Having done this, each judge recorded what mark for each examination question a borderline band 5/band 6 student would receive. Adding up these individual question marks gave the total examination mark that the judge believed corresponded to the borderline or cut-off mark between band 5/band 6. Averaging the cut-off marks between band 5 and band 6 proposed by all the judges produced the first estimate of what examination mark will represent the borderline between band 5 and band 6. The judges followed the identical procedure for the band 4/band 5, band 3/band 4, band 2/band 3 and band 1/band 2 borderlines.

Stage 2

The judges came together and discussed the decisions they had made individually. At the same time they were given specially designed statistical reports that were very effective in showing how students of different abilities had performed on each question in the examination. The judges worked through and discussed this information. During this process a judge had the opportunity to modify any of the decisions he or she recorded during the first stage. Through this stage the team starts to develop a common image of students who would be at the borderlines between bands.

The judges recording sheets were again collected and processed as in Stage 1. This resulted in a new set of band cut-off marks.

Stage 3

The examination responses of samples of students who had achieved the marks for an examination question that were equal to the band cut-off marks identified by the judges for that question were collected. The judges then met again and reviewed and discussed these examination responses. The judges were asked to confirm that the responses produced by these students were typical of what they would expect of students placed at the borderline between bands. The judges also reviewed student works slightly above and below their proposed cut-off marks. During this process the judges had the opportunity to further refine their band cut-off marks.

When they had completed this third stage the average of the decisions made by the judges became the cut-off examination marks necessary to achieve each performance band.

These marks were then used to finalise the marks that were to be reported to students. This was done by adjusting the mark that was adjudged to be the borderline between Band 6 and Band 5 to 90, the mark adjudged to be the borderline between Band 4 and Band 5 to 80, and so on. Marks between these borderlines were simply adjusted using linear interpolation.

The final activity undertaken in 2001 was to “capture the standards”. This involved the development of a “Standards Package” for each course. The packages produced on CD-ROM contained the band descriptions, the 2001 examination paper and samples of responses of students at each borderline and other statistical information are collected and incorporated into what is referred to as a Standards Package. The material is presented in such a way that teachers, students and others can most effectively develop a clear understanding of the standards that have been developed for each course.

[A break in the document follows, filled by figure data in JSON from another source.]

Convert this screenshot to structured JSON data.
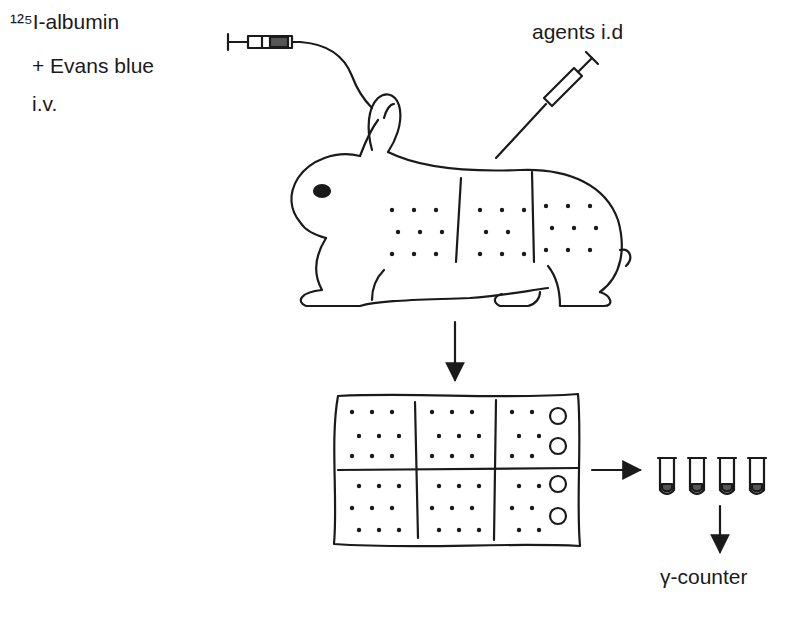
{
  "diagram": {
    "labels": [
      "¹²⁵I-albumin",
      "+ Evans blue",
      "i.v.",
      "agents i.d",
      "γ-counter"
    ]
  }
}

The way the procedure operated in subsequent years

The Standards Packages are an essential part of the standard setting procedure for the examinations from 2002. In 2002 and onwards, it has been the job of the teams of judges to become thoroughly familiar with the material and apply the same standards in determining the band cut-off marks in subsequent years. In this way, while the actual cut-off marks may vary from year to year for a number of reasons, the standards used to report students’ achievement will not vary.

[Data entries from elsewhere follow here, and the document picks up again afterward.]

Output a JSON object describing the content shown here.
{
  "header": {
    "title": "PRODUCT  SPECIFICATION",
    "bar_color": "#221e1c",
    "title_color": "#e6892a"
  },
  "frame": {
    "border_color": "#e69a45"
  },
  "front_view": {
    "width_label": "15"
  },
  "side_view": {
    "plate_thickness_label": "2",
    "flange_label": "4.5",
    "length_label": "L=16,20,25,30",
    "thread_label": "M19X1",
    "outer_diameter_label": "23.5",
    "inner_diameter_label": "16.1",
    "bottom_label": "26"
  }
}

Hence, the teams of judges follow basically the same procedure as in the initial year, with the exception that the standards of performance against which they make their judgments are clearly exemplified in the standards packages. That is, they do not simply attempt to visual the standards from the descriptions of the levels of achievement. Essentially the question the judges ask themselves is, “what mark in each question in this year’s examination paper would be achieved by the students at the borderlines of the different performance bands whose works are included in the standards packages?”